In sum, I agree that “rational choice” is not the best tool for analyzing preference change. I’m not sure that’s much more damning than saying that hammers are best used for driving nails and screwdrivers for turning screws, but it’s worth acknowledging. As for the claims that models populated by utility maximizing agents intrinsically rule out the very possibility of ethical behavior, and that the analysis thereof promotes “a certain type of selfishness”, I’m unimpressed. Depending on how one defines “ethical” and “selfish”, these claims are either true in a sense so narrow as to be trivial (representing a scathing critique of a method no one really employs) or they are of rather dubious veracity. I’m not here to argue that everyone should embrace “rational choice” or utility maximization or game theory or whatever. Not by any means. But I would very much like to see people stop (intentionally or otherwise) devaluing the work of others by offering invalid critiques.

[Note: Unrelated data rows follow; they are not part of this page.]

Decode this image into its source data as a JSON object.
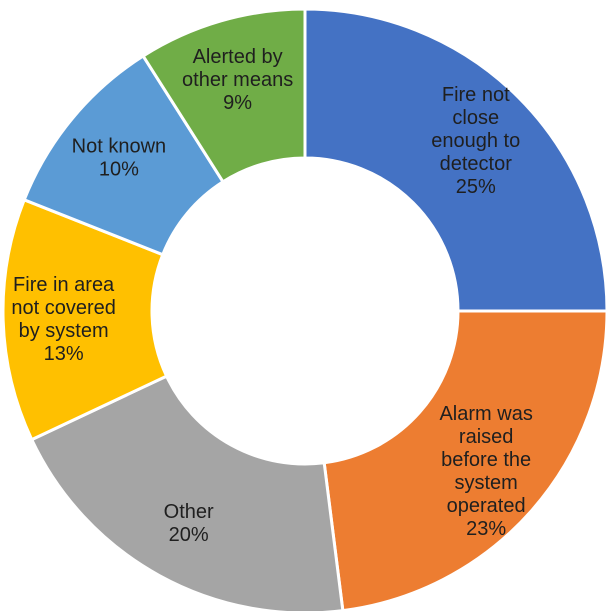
{
  "chart_data": {
    "type": "pie",
    "variant": "donut",
    "start_angle_deg": 0,
    "direction": "clockwise",
    "slices": [
      {
        "label_lines": [
          "Fire not",
          "close",
          "enough to",
          "detector"
        ],
        "value": 25,
        "percent_label": "25%",
        "color": "#4472C4"
      },
      {
        "label_lines": [
          "Alarm was",
          "raised",
          "before the",
          "system",
          "operated"
        ],
        "value": 23,
        "percent_label": "23%",
        "color": "#ED7D31"
      },
      {
        "label_lines": [
          "Other"
        ],
        "value": 20,
        "percent_label": "20%",
        "color": "#A5A5A5"
      },
      {
        "label_lines": [
          "Fire in area",
          "not covered",
          "by system"
        ],
        "value": 13,
        "percent_label": "13%",
        "color": "#FFC000"
      },
      {
        "label_lines": [
          "Not known"
        ],
        "value": 10,
        "percent_label": "10%",
        "color": "#5B9BD5"
      },
      {
        "label_lines": [
          "Alerted by",
          "other means"
        ],
        "value": 9,
        "percent_label": "9%",
        "color": "#70AD47"
      }
    ]
  }
}
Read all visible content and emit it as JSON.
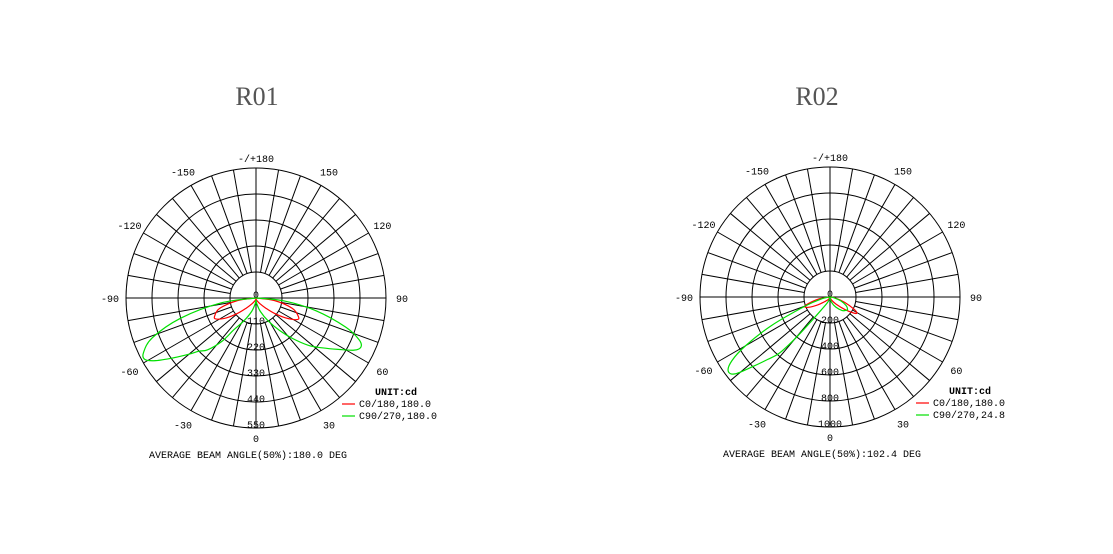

1. I realize that the repeated use of scare-quote is a bit of an eye-sore, but I remain convinced that the term “rational choice” is very nearly devoid of content. As this post demonstrates, even relatively sophisticated critiques of “rational choice” tend either be right because the critic defines the relevant terms in such a way that s/he must be right, in which case the criticism only applies to a body of work so narrow that it’s unclear why anyone should care, or to be flat-out wrong (for reasons discussed in this previous post).
2. I agree that “rational choice” is a form of analyticism rather than neopositivism. As he notes, there are those who’ve tried to force game theory’s square peg into neopositivism’s round hole, including many in the EITM movement. But he’s not alone in thinking this is problematic.
3. I think this criticism can be oversold — I’m not aware of any scientific theory that doesn’t take as given at least a few things whose very existence is viewed by other scholars as needing explanation. Again I must insist that if our standard is to avoid all simplifying assumptions, we might as well pack up and go home, because we’re playing a game no one has yet figured out how to win.
4. As Henderson notes, Kant himself said that “the Negroes of Africa have by nature no feeling that rises above the trifling”, which is why Kant “advises us to use a spli bamboo cane instead of a whip, so that the ‘negro’ will suffer a great deal of pains (because of the ‘negro’s’ thick skin, he would not be racked with sufficient agonies through a whip) but without dying.”
5. I’ve heard that tenure thing is pretty sweet, and I’m not under any illusions about how heavily anyone will weight my work with graduate students. But I sincerely believe that faculty members have an obligation to help people achieve their intellectual potential, so I never refuse to meet with students who want my help. I’ve had senior colleagues take me out to coffee and tell me “listen, this is a state school, not a small liberal arts college. Maybe you could afford to do that at William and Mary, but you can’t here. I’m just looking out for your best interests here.”